Despite the beauty of its decoration, with elaborate taotie patterns and animal motifs rendered in different levels of relief, this vessel is most famous for its lengthy cast inscription of 187 characters. The text, one of the longest from the early Zhou period, is repeated inside the vessel and the lid. A court scribe named Ling might have composed the text himself; the cast inscription resembles the rhythm and flow of calligraphy. If so, he could have been following a family tradition: he was a younger relative of Da, who was responsible for the fangding (F1950.7) in the Freer collection.
The vessel commemorates three days of administrative meetings and ritual ceremonies held in Chengzhou during the reign of Zhao, the fourth Zhou monarch. Mingbao, the son of the Duke of Zhou and a nephew of the Taibao, led the events, which began with a massive gathering of court and regional officials and concluded with offerings of animal sacrifices. Afterwards, in appreciation of their efforts, Mingbao awarded ritual wine, “metal” (probably bronze), and oxen to Ling and his colleague Captain Kang, with the order that the gifts be used for ritual purposes.

Square ritual food cauldron (fangding) with serpents and taotie

Early Western Zhou dynasty, ca. 1050-975 BCE


H x W: 26.3 x 15.8 cm (10 3/8 x 6 1/4 in)

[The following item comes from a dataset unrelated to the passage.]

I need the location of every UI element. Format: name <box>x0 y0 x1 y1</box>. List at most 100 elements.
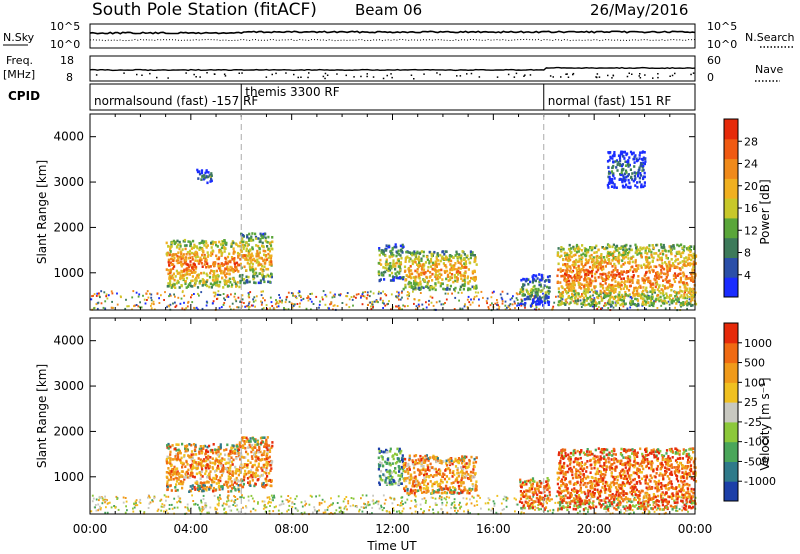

Clearly visible on one of this vessel’s long sides is a cast inscription that records events associated with a key figure in early Zhou history: the Grand Protector or “Taibao,” Duke Shi of Shao. Since this fangding mentions the Taibao’s role in creating commemorative cauldrons dedicated to Wu and Cheng, the first two Zhou kings, it was probably made during the reign of the third king, Kang. A scribe or chronicler named Da must have somehow assisted the Taibao in this or another effort; according to the inscription, he received a white horse for his service. Virtually the same text recurs on three similar fangding, indicating they were made as a functional set of food vessels.